Şimdi, avukatlarla ilgili konu ele alındığında, bir pasaportla geçiştirilecek bir mesele değil. Eğer reform yapmak istiyorsak -daha önceki konuşmamda da söylemiştim- avukatların önündeki birtakım engellerin kaldırılması gerekiyor. Bu engellerin bir kısmı uygulamadan kaynaklı, bir kısmı yasalardan kaynaklı, bir kısmı da yasal düzenlemelerin eksikliğinden kaynaklı. Mesela bir avukatın soruşturulması sırasında bağlı bulunduğu baronun hiçbir fonksiyonu olmuyor. O avukatla alakalı bir soruşturma başlatıyorsunuz, hakkında cumhuriyet savcılığı fezleke düzenliyor ve Adalet Bakanlığına gönderiyor, Adalet Bakanlığının oluruyla beraber avukat yargılanır hâle geliyor. Hani biz vesayetlerin tamamını kaldırıyorduk? Avukatlık mesleğiyle ilgili bir yol yürüyeceksek avukatın bağlı bulunduğu baronun görüşü alınsın, yargılanacak olduğu, avukatın bağlı bulunduğu baroya en yakın ağır ceza mahkemesi bunu değerlendirsin "Yargılanabilir." diye, daha sonra da suçun işlendiği yer mahkemesi yargılasın. Niye hâlen Adalet Bakanlığının görüşünü alıyoruz avukatla alakalı? Ha, burada "Hayır, bu bir vesayet falan değildir..." derseniz vesayetle ilgili başka bir tartışma daha gündeme taşınmış vaziyette. Avukatlarla ilgili ve genel anlamda meslek örgütleriyle alakalı temsil olayının nasıl gerçekleştirileceği konusunda son dönemde Sayın Cumhurbaşkanının etrafına "Çalışın." dediği olay, bu pasaportu verseniz de vermeseniz de avukatlık mesleğine ihanet oluşturacaktır, avukatlık örgütlerine ihanet oluşturacaktır. Temsilin ayağını kırarak "300'ü bine çıkaralım, şu sayıyı buraya çıkaralım, bir şekilde bu işlevleri farklılaştıralım." diye bakıldığı sürece bu pasaportu verseniz ne olur, vermeseniz ne olur? Önce avukatlık örgütlerine yani Barolar Birliğine ve barolara hakikaten o bağlı bulunduğumuz Avrupa Birliğinin normlarına uygun olarak mesleği icra edecek bir anlayışı önlerine koymamız gerekiyor.

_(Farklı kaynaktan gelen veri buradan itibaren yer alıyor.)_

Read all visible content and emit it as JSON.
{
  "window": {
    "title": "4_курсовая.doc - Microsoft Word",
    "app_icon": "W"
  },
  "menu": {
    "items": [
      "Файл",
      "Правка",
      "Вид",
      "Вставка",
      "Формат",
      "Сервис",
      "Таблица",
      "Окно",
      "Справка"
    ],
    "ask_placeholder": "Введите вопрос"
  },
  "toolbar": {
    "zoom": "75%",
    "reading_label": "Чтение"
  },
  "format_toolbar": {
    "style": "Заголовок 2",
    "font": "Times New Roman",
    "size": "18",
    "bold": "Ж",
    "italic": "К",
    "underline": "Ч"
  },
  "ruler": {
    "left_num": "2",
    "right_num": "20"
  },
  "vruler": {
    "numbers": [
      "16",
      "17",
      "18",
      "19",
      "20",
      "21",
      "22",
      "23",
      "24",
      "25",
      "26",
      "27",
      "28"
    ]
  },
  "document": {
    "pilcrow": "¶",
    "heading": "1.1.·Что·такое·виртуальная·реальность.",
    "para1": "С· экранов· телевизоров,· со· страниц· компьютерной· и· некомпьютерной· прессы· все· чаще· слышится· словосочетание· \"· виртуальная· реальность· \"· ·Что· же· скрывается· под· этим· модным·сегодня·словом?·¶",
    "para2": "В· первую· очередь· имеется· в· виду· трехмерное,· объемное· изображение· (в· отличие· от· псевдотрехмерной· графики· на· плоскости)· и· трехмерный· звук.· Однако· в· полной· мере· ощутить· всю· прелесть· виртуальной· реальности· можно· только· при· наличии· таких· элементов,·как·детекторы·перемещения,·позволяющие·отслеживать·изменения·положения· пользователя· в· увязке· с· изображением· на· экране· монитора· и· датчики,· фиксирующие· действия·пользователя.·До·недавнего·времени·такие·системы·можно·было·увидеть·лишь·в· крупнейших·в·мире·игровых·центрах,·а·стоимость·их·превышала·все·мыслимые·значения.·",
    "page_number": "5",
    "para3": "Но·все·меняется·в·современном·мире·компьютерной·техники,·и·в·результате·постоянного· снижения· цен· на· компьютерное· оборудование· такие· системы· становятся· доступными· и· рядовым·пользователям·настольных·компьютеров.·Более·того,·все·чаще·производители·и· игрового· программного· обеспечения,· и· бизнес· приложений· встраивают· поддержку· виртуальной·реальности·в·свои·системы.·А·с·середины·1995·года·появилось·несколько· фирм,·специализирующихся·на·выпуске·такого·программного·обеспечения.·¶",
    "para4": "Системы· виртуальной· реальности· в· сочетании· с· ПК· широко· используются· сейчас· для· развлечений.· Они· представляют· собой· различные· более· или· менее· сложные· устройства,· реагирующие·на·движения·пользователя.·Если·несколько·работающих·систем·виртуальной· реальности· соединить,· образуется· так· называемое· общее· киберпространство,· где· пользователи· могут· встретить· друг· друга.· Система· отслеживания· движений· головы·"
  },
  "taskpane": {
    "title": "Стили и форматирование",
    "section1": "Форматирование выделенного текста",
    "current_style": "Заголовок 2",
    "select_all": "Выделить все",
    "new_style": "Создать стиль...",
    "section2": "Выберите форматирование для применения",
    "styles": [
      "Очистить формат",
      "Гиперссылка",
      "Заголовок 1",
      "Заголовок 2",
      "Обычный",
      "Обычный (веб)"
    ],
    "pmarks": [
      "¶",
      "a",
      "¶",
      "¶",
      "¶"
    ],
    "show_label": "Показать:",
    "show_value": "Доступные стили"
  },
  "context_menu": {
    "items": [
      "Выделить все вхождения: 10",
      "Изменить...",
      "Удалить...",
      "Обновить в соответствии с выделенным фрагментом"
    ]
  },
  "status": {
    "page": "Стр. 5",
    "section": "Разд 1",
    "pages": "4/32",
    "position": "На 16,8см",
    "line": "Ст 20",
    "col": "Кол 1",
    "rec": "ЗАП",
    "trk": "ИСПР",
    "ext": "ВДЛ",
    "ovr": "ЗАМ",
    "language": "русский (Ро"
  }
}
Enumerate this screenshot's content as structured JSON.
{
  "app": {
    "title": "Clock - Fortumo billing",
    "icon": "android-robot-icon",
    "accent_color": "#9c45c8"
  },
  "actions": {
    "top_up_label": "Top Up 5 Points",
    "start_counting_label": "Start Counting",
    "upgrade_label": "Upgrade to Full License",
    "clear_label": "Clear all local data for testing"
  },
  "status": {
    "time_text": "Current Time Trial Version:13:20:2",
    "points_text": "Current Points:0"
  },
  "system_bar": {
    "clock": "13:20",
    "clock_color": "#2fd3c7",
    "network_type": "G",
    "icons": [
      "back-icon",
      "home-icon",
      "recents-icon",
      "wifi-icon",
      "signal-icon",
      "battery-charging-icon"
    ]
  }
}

Bunun gibi başka şeyler de var: Avukatlar duruşmadan atılıyor paldır küldür. İstanbul'da bir Ömer Kavili meselesi yaşadık. Bu ülke eğer Avrupa Birliğinin bir parçasıysa bu mesele önümüzde bir rezillik olarak duruyor. Bir avukat duruşma sırasında hâkimle arasındaki diyalog dolayısıyla genç -az önce söylediğiniz, yetersiz, sıkıntılı, her neyse, nasıl geldiyse- hâkim tarafından duruşmadan atılıyor, sonra, anında tutuklanıyor, oradaki mahkeme tutukluyor. Ayıplar birbirini kovalıyor, gece yarısı bir mahkeme daha toplanıyor, tutuklanan avukatı bırakıyor yani ayıp.

ALİ MAHİR BAŞARIR (Mersin) - Adli kontrol şartıyla bırakıyor.

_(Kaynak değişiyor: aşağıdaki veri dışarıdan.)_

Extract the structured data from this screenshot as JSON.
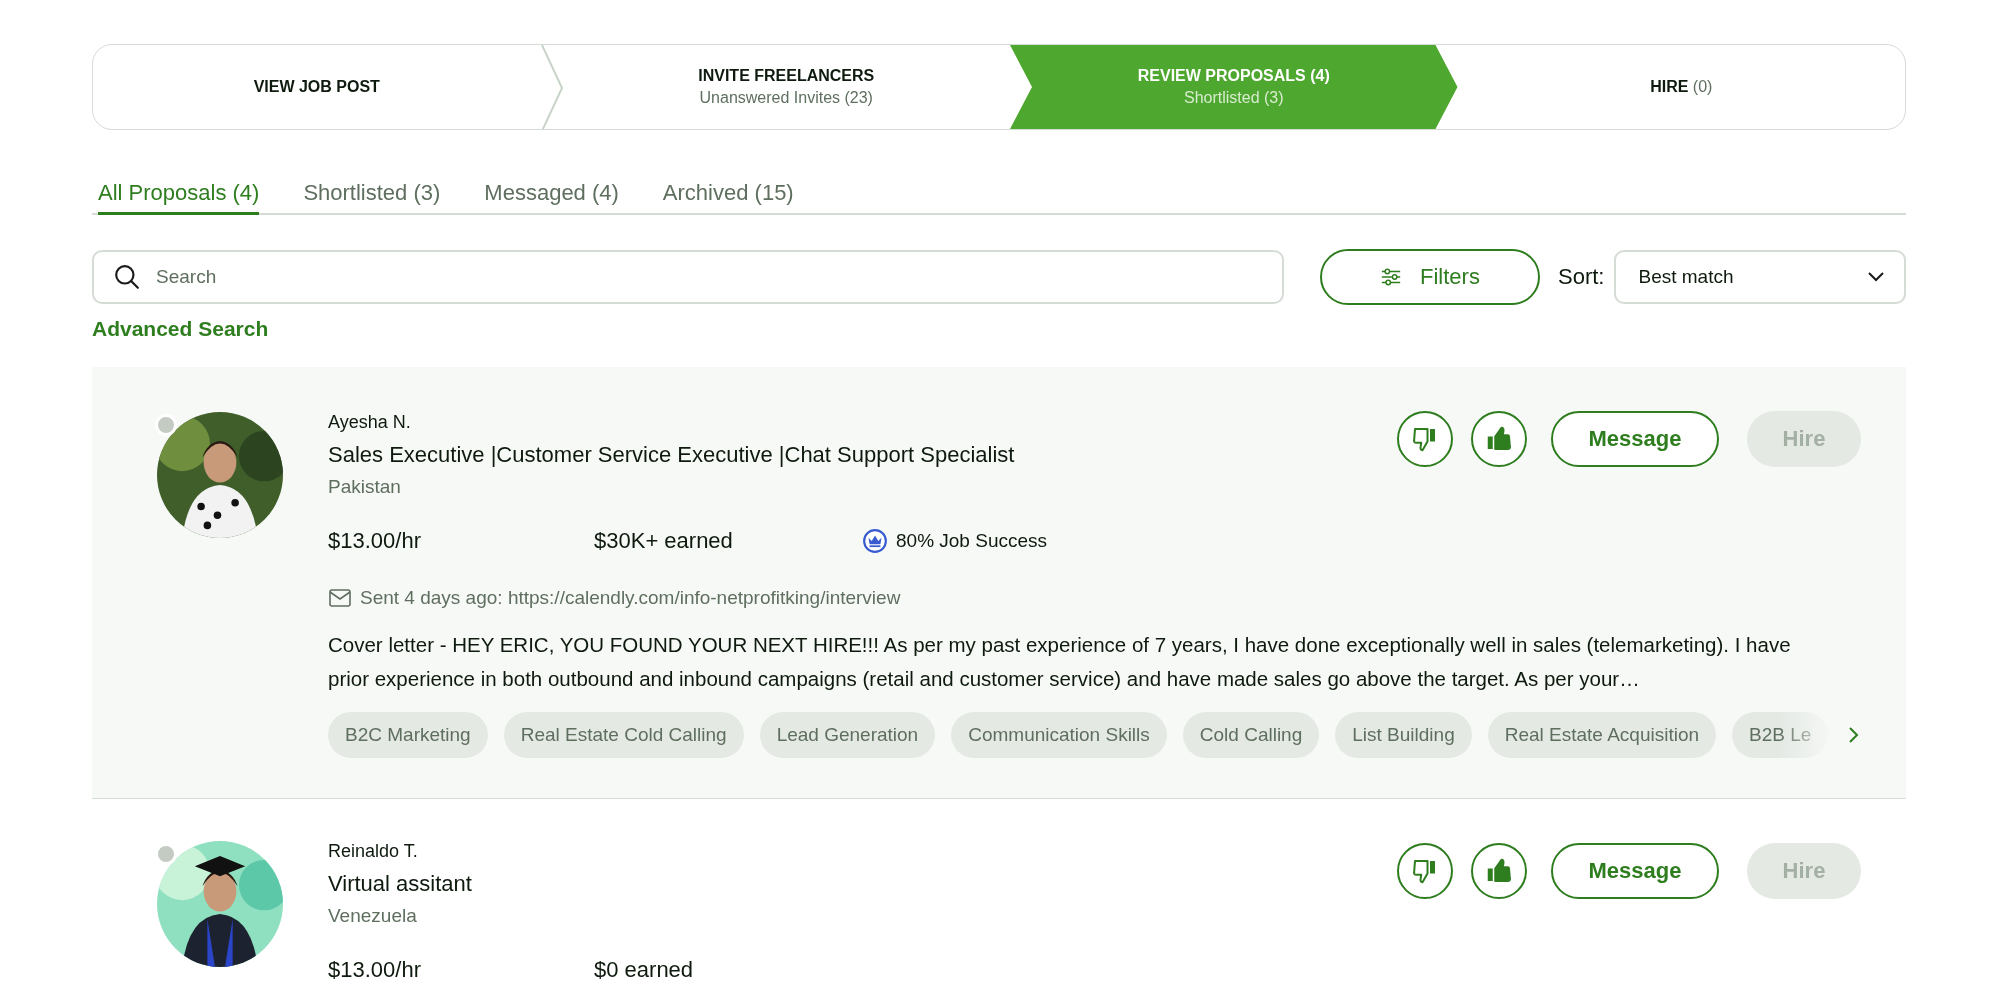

TURAN AYDOĞAN (İstanbul) - Adli kontrolle bırakıyor.

Şimdi, eğer yürekli işler yapmak istiyorsak avukatın hiçbir koşulda, mesleğini icra ederken duruşmanın inzibatı gerekçe gösterilerek oradan atılmamasını sağlamak zorundayız. Avukatın duruşmanın inzibatıyla ilgili bir problemi varsa o mahkeme hâkimi tutanak tutmalı, avukatın bağlı olduğu örgüte göndermeli, baroya göndermeli, onu baro değerlendirmeli, ondan sonra avukatla ilgili bir işlem yapılacaksa yapılmalı yoksa her önüne gelen avukatı duruşmada inzibat gerekçe gösterip tutukladığımızda ya da gözaltına aldığımızda ya da yakaladığımızda açık hüküm koymamız gerekir "Avukat, duruşmanın inzibatı gerekçe gösterilerek yakalama, gözaltına alınma, tutuklama gibi bir tedbirle karşı karşıya bırakılamaz." diye. Avukatları mesleğini yaparken bu anlamda koruma zorunluluğumuz var.

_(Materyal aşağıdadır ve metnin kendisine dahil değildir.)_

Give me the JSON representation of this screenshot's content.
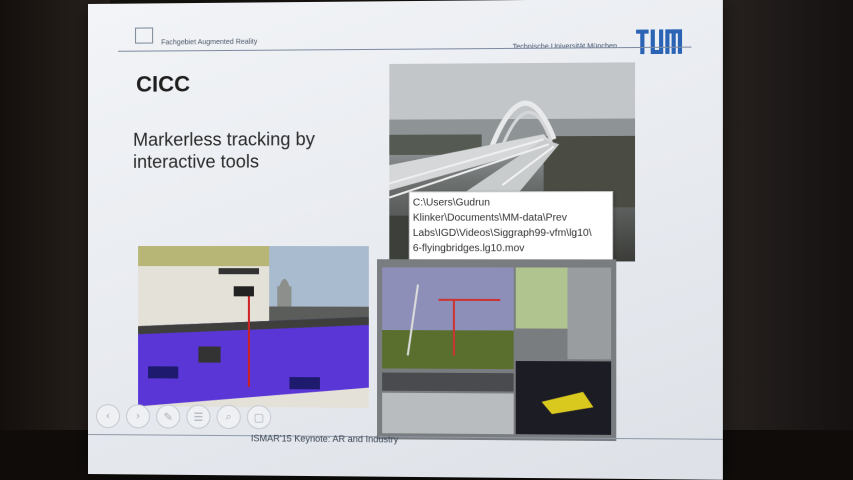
{
  "slide": {
    "header": {
      "chair_text": "Fachgebiet Augmented Reality",
      "university_text": "Technische Universität München",
      "logo_text": "TUM"
    },
    "title": "CICC",
    "subtitle_lines": [
      "Markerless tracking by",
      "interactive tools"
    ],
    "video_path_lines": [
      "C:\\Users\\Gudrun",
      "Klinker\\Documents\\MM-data\\Prev",
      "Labs\\IGD\\Videos\\Siggraph99-vfm\\lg10\\",
      "6-flyingbridges.lg10.mov"
    ],
    "footer_text": "ISMAR'15 Keynote: AR and Industry",
    "nav_icons": [
      "previous-icon",
      "next-icon",
      "edit-icon",
      "menu-icon",
      "zoom-icon",
      "end-icon"
    ]
  },
  "colors": {
    "slide_bg": "#eef0f3",
    "tum_blue": "#2b63b5",
    "rule_blue": "#7d8ba1",
    "floor_purple": "#5a36d6"
  }
}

Avukatları sacayağı sayıyoruz, yargının sacayağı sayıyoruz. Ben avukatlık yaptığım dönemde biri avukatlık mesleğini böyle kutsal tarif etmeye başladığında yüreğime sızı giriyordu, canım yanıyordu, yüzüme bakarak bir sahtekârlık yapıldığını düşünüyordum. Yani sacayağı olarak tanımlanıyorum ama bulunduğum yer itibarıyla bu sacayağına uygun bir yerde değilim.

Avukatların sosyal güvenlik sorunu var mesela. O sacayağına uygun, tamamının sosyal güvenliğini neden eşitlemiyoruz, avukatlar da hâkimler ve savcılar gibi aynı sosyal güvenlik koşullarından faydalanır hâle neden getirilmiyor?

Avukatların başka sorunları var. Mesela, yeni avukatlar mesleğe başladığında iflasla karşı karşıya kalabiliyorlar, mesleki iflasla. Bir daha ayağa kalkamayacak biçimde, mesleklerini ruh hâli olarak yapamaz hâle geliyorlar. Bunlara ilişkin bir düzenleme yapalım. Diyelim ki, mesela, ilk beş yıl vergi ödemesin. Devlet avukatları desteklemek istiyorsa yeni avukat olmuş kişiler beş yıl vergi ödemesin. Onların beş yıl boyunca ödeyecekleri vergiyle zaten taşımıyor bu devlet kendisini, taşımıyor kardeşim, siz zaten vergi alamıyorsunuz, ha bire af geliyor.

BAŞKAN - Turan Bey, bunları şeyden sonra konuşalım, yemekhane kapanıyor, arkadaşlar aç kalacaklar.

TURAN AYDOĞAN (İstanbul) - Bitireceğim efendim, bitireceğim, merak etmeyin.

Aslolan şudur: Avukatlık mesleğine sahip çıkmak istiyorsak avukatların yani savunmanın adil yargılanma hakkını koruma ve ona işlerlik kazandırma görevi olduğunu Avukatlık Kanunu'na şerh etmemiz gerekir. Bu hem avukatlara olan saygıyı artıracaktır hem avukatların görevlerinin daha sağlıklı yapılmasını sağlayacaktır.

Teşekkür ediyorum Sevgili Başkanım, uyarılarınıza uyuyorum.